Baisse de la luminosité à l’arrivée de l’hiver ou retour du soleil au printemps: quelle incidence les changements de saison ont-ils sur notre bien-être ? Si le syndrome de dépression saisonnière en hiver est clairement identifié, qu’en est-il au printemps ? Sommes-nous tous plus vulnérables psychiquement lors de ces périodes de transition ? Jean-Michel Aubry, Chef du département de santé mentale et psychiatrie des Hôpitaux universitaires de Genève (HUG), nous aide à faire le point.
On connaît le syndrome de déprime saisonnière à l’approche de l’hiver. Comment se caractérise-t-elle ?
Jean-Michel Aubry: Les dépressions peuvent survenir toute l’année. Mais certaines personnes ont, en effet, plus tendance à faire des dépressions en automne et en hiver, ce qui peut correspondre à un phénomène de dépression saisonnière, en partie causée par la baisse de la luminosité. Plus on va vers les pays du Nord et plus cela est d’ailleurs notable. Sous nos latitudes, on constate qu’environ 10% de la population ressent une variation de l’humeur au début de l’hiver : plus de peine à se lever le matin, moins de vitalité en général, sans pour autant que cela implique des souffrances psychiques et donc, ne corresponde pas à une réelle dépression. Il s’agit alors de symptômes subdépressifs, qui n’empêchent cependant pas la personne de vivre normalement, de continuer à aller au travail, par exemple.
Existe-t-il le même type de phénomène au printemps ?
J.-M. A.: Non, pas spécifiquement. On n’observe pas d’équivalent au printemps à cette dépression saisonnière hivernale. Ou tout du moins, cela n’a pas encore été clairement identifié. Au contraire, il y a plutôt un risque de phases d’accélération, de phases dites « hautes », chez les personnes avec un trouble bipolaire.
Au printemps, le changement d’heure et les conditions météo ont un impact sur le rythme biologique, qui peut s’en trouver déréglé. Ces déséquilibres ponctuels peuvent-ils plus généralement causer des variations de l’humeur ?

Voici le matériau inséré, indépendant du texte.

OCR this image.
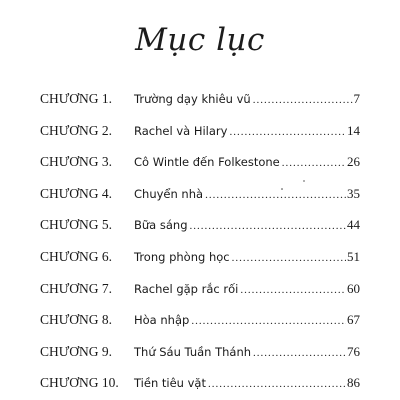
Mục lục
CHƯƠNG 1.	Trường dạy khiêu vũ .....	7
CHƯƠNG 2.	Rachel và Hilary .....	14
CHƯƠNG 3.	Cô Wintle đến Folkestone .....	26
CHƯƠNG 4.	Chuyển nhà .....	35
CHƯƠNG 5.	Bữa sáng .....	44
CHƯƠNG 6.	Trong phòng học .....	51
CHƯƠNG 7.	Rachel gặp rắc rối .....	60
CHƯƠNG 8.	Hòa nhập .....	67
CHƯƠNG 9.	Thứ Sáu Tuần Thánh .....	76
CHƯƠNG 10.	Tiền tiêu vặt .....	86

J.-M. A.: Oui, et en particulier chez les personnes ayant un trouble bipolaire. L’influence des saisons est alors bien plus manifeste. On observe, au printemps notamment, des phases hypomanes ou maniaques, durant lesquelles la personne se sentira au contraire euphorique et pleine d’énergie (lire ci-après « Qu’est-ce que la bipolarité ? », ndlr). L’allongement des jours et l’augmentation de la luminosité, et en particulier vers le solstice d’été, quand les nuits sont les plus courtes, est une période où ce type d’épisodes est le plus fréquent. Tous ces facteurs saisonniers jouent probablement un rôle sur le rythme et l’équilibre circadien. Ces conditions peuvent, en particulier, perturber les cycles de sommeil. Mais encore une fois, le lien entre changement saisonnier et variation de l’humeur n’est identifiable que chez les personnes ayant une instabilité de type bipolaire.
Observez-vous lors de ce changement de saison une vulnérabilité particulière chez vos patients ?
J.-M. A.: On constate surtout une fatigue accrue, générée par les ajustements biologiques qui ont lieu à cette période dans l’organisme : au niveau des cycles circadiens et des hormones, de la production de mélatonine (l’hormone du sommeil) qui intervient plus tardivement le soir. La sécrétion d’autres hormones, comme le cortisol est également influencée par le changement de saison. Tout cela peut affecter temporairement l’énergie et le dynamisme. Mais au printemps et en été, une fois ces changements intégrés pas l’organisme, on remarque plutôt un regain de vitalité dû, en partie, à la luminosité.
Qu’est-ce que la bipolarité ?
La bipolarité, anciennement appelée psychose maniaco-dépressive, est un trouble de l’humeur qui se caractérise par l’alternance de phases d’excitation dites hypomaniaque ou maniaque et de phases de dépression. Ces phases étant plus ou moins longues et ces états psychiques plus ou moins intenses et douloureux, il existe plusieurs stades de cette maladie qu’il est difficile de diagnostiquer. Un diagnostic qui nécessite souvent plusieurs années d’observation du patient, puis la mise en place d’un traitement médicamenteux adapté et d’un accompagnement thérapeutique.
On estime à 1 ou 2% (hommes et femmes confondus) le nombre de personnes atteintes par ce trouble en Europe, en Asie et en Amérique. Un suivi adéquat ainsi qu’une bonne hygiène de vie permet en outre à de nombreuses personnes de se stabiliser et/ou d’éviter les symptômes. Une prise en charge adaptée est enfin indispensable pour écarter tout risque de suicides, qui concernent entre 10 et 20% des malades.